Nos tais dois golos portugueses, Diamantino deixa a sua marca. A abrir, um nó cego a Samson, com a bola entre as pernas, antes do cruzamento-amortie para o 1-0 de Carlos Manuel. A fechar, um chapéu belíssimo a Zaki. Curiosidade maiúscula: a realização do México 86 apresenta Diamantino, número 17, como M. Fernandez (de Diamantino Manuel Fernandes Miranda) e a cara do central José António, número 16. Começamos por aí.
Li n'a Bola, o Diamantino ficou com o número 10 no primeiro sorteio das camisolas.
Verdade, saiu-me o 10. Mas não o quis, fui atrás do 17 e, voltas e mais voltas, lá o consegui.
Porquê 17?
Foi o meu número no Mundial sub-20 em 1979, no Japão. E, na verdade, nunca fui o 10. Sempre fui o 11, desde os tempos dos juvenis do Vitória.
Espetáculo. E o 10 foi para quem?
Mais uma vez: voltas e mais voltas, foi parar ao Futre.
O Diamantino joga com Inglaterra e Polónia, depois vai para o banco. Porquê?

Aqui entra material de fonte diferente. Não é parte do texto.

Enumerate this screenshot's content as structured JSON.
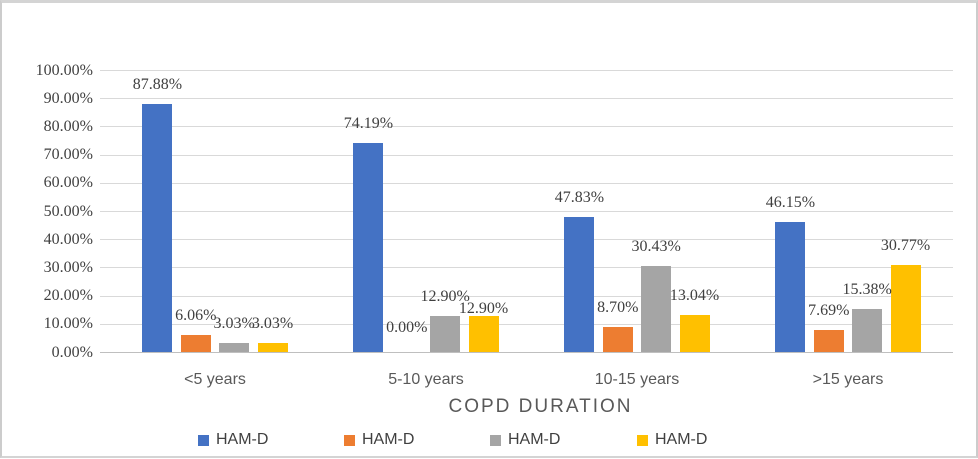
{
  "frame": {
    "background": "#ffffff",
    "border_color": "#d0d0d0"
  },
  "chart_data": {
    "type": "bar",
    "title": "",
    "xlabel": "COPD DURATION",
    "ylabel": "",
    "categories": [
      "<5 years",
      "5-10 years",
      "10-15 years",
      ">15 years"
    ],
    "series": [
      {
        "name": "HAM-D",
        "color": "#4472C4",
        "values": [
          87.88,
          74.19,
          47.83,
          46.15
        ],
        "data_labels": [
          "87.88%",
          "74.19%",
          "47.83%",
          "46.15%"
        ],
        "label_dy": [
          0,
          0,
          0,
          0
        ]
      },
      {
        "name": "HAM-D",
        "color": "#ED7D31",
        "values": [
          6.06,
          0,
          8.7,
          7.69
        ],
        "data_labels": [
          "6.06%",
          "0.00%",
          "8.70%",
          "7.69%"
        ],
        "label_dy": [
          0,
          -5,
          0,
          0
        ]
      },
      {
        "name": "HAM-D",
        "color": "#A5A5A5",
        "values": [
          3.03,
          12.9,
          30.43,
          15.38
        ],
        "data_labels": [
          "3.03%",
          "12.90%",
          "30.43%",
          "15.38%"
        ],
        "label_dy": [
          0,
          0,
          0,
          0
        ]
      },
      {
        "name": "HAM-D",
        "color": "#FFC000",
        "values": [
          3.03,
          12.9,
          13.04,
          30.77
        ],
        "data_labels": [
          "3.03%",
          "12.90%",
          "13.04%",
          "30.77%"
        ],
        "label_dy": [
          0,
          12,
          0,
          0
        ]
      }
    ],
    "y_axis": {
      "min": 0,
      "max": 100,
      "step": 10,
      "tick_labels": [
        "0.00%",
        "10.00%",
        "20.00%",
        "30.00%",
        "40.00%",
        "50.00%",
        "60.00%",
        "70.00%",
        "80.00%",
        "90.00%",
        "100.00%"
      ]
    },
    "legend": {
      "position": "bottom",
      "entries": [
        "HAM-D",
        "HAM-D",
        "HAM-D",
        "HAM-D"
      ]
    },
    "grid": true,
    "ylim": [
      0,
      100
    ],
    "style": {
      "gridline": "#d9d9d9",
      "axis_line": "#bfbfbf",
      "tick_text": "#404040",
      "label_text": "#3f3f3f",
      "category_text": "#595959",
      "title_text": "#595959",
      "legend_text": "#404040"
    }
  }
}
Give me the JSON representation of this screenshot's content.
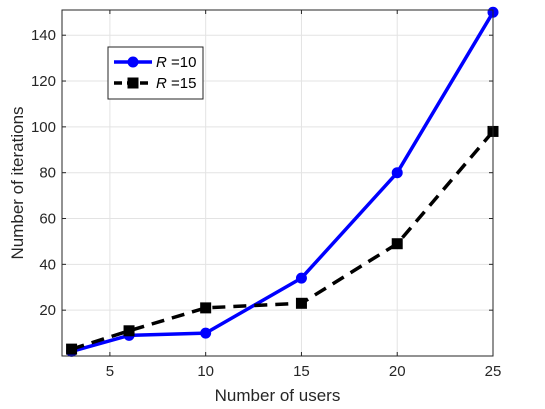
{
  "chart_data": {
    "type": "line",
    "title": "",
    "xlabel": "Number of users",
    "ylabel": "Number of iterations",
    "xlim": [
      2.5,
      25
    ],
    "ylim": [
      0,
      151
    ],
    "x_ticks": [
      5,
      10,
      15,
      20,
      25
    ],
    "y_ticks": [
      20,
      40,
      60,
      80,
      100,
      120,
      140
    ],
    "grid": true,
    "legend_position": "top-left",
    "x": [
      3,
      6,
      10,
      15,
      20,
      25
    ],
    "series": [
      {
        "name": "R =10",
        "name_italic": "R",
        "name_rest": " =10",
        "values": [
          2,
          9,
          10,
          34,
          80,
          150
        ],
        "color": "#0000ff",
        "marker": "circle",
        "line_style": "solid"
      },
      {
        "name": "R =15",
        "name_italic": "R",
        "name_rest": " =15",
        "values": [
          3,
          11,
          21,
          23,
          49,
          98
        ],
        "color": "#000000",
        "marker": "square",
        "line_style": "dashed"
      }
    ]
  }
}
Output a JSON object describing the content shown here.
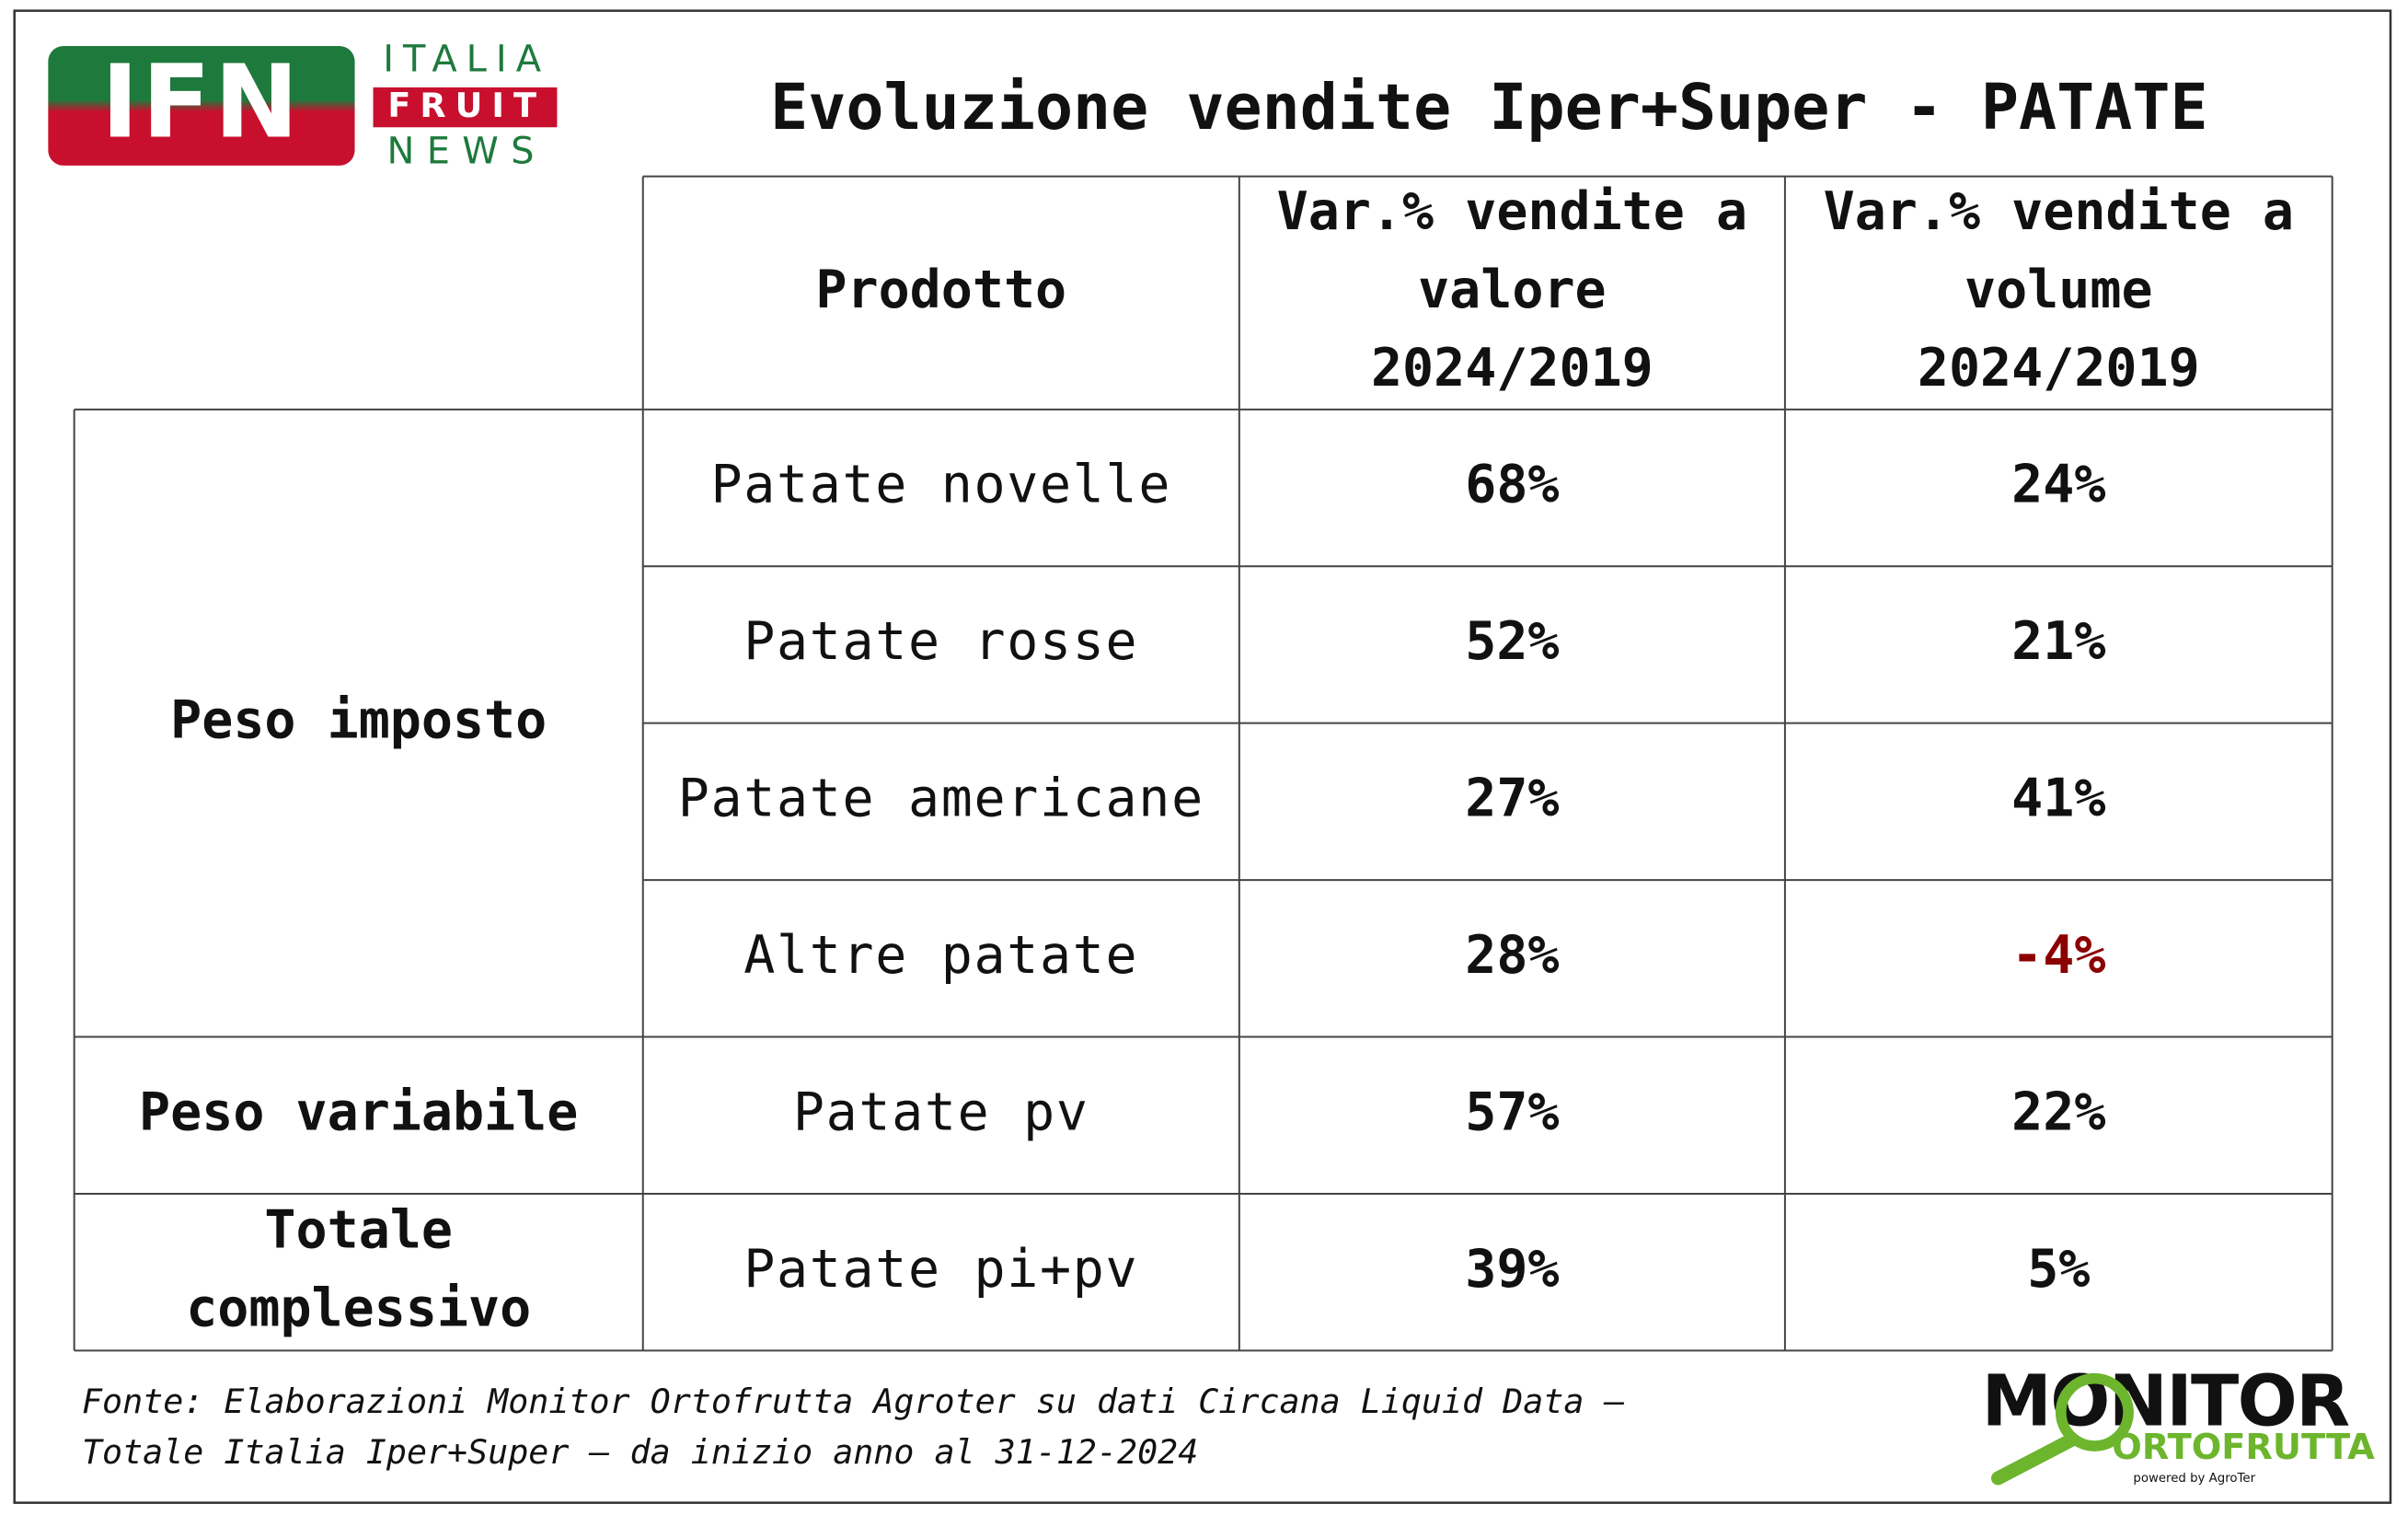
{
  "header": {
    "title": "Evoluzione vendite Iper+Super - PATATE",
    "logo_left": {
      "mark": "IFN",
      "lines": [
        "ITALIA",
        "FRUIT",
        "NEWS"
      ]
    },
    "logo_right": {
      "name": "MONITOR",
      "sub": "ORTOFRUTTA",
      "powered": "powered by AgroTer"
    }
  },
  "table": {
    "columns": [
      [
        "Prodotto"
      ],
      [
        "Var.% vendite a",
        "valore",
        "2024/2019"
      ],
      [
        "Var.% vendite a",
        "volume",
        "2024/2019"
      ]
    ],
    "groups": [
      {
        "label": [
          "Peso imposto"
        ],
        "rows": [
          [
            "Patate novelle",
            "68%",
            "24%"
          ],
          [
            "Patate rosse",
            "52%",
            "21%"
          ],
          [
            "Patate americane",
            "27%",
            "41%"
          ],
          [
            "Altre patate",
            "28%",
            "-4%"
          ]
        ]
      },
      {
        "label": [
          "Peso variabile"
        ],
        "rows": [
          [
            "Patate pv",
            "57%",
            "22%"
          ]
        ]
      },
      {
        "label": [
          "Totale",
          "complessivo"
        ],
        "rows": [
          [
            "Patate pi+pv",
            "39%",
            "5%"
          ]
        ]
      }
    ]
  },
  "footer": {
    "lines": [
      "Fonte: Elaborazioni Monitor Ortofrutta Agroter su dati Circana Liquid Data –",
      "Totale Italia Iper+Super –  da inizio anno al 31-12-2024"
    ]
  }
}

De Saltillo dizem-se muitas mentiras e poucas verdades. Sobre esse detalhe em particular, nada sei em concreto. E mesmo que me contem uma verdade absoluta, mesmo que contada por um amigo, tenho de descontar um por cento e isso basta para encarar essa verdade absoluta como não tão absoluta. Só acredito naquilo que vejo e sinto. O que se disse sobre essa alteração do jogo com a Polónia para o jogo com Marrocos é que havia dirigentes da federação a pressionar o selecionador José Torres para meter um outro jogador na minha posição. E esse jogador, porventura, até merecia o estatuto de titular. Aliás, saí eu e o André, se não me engano.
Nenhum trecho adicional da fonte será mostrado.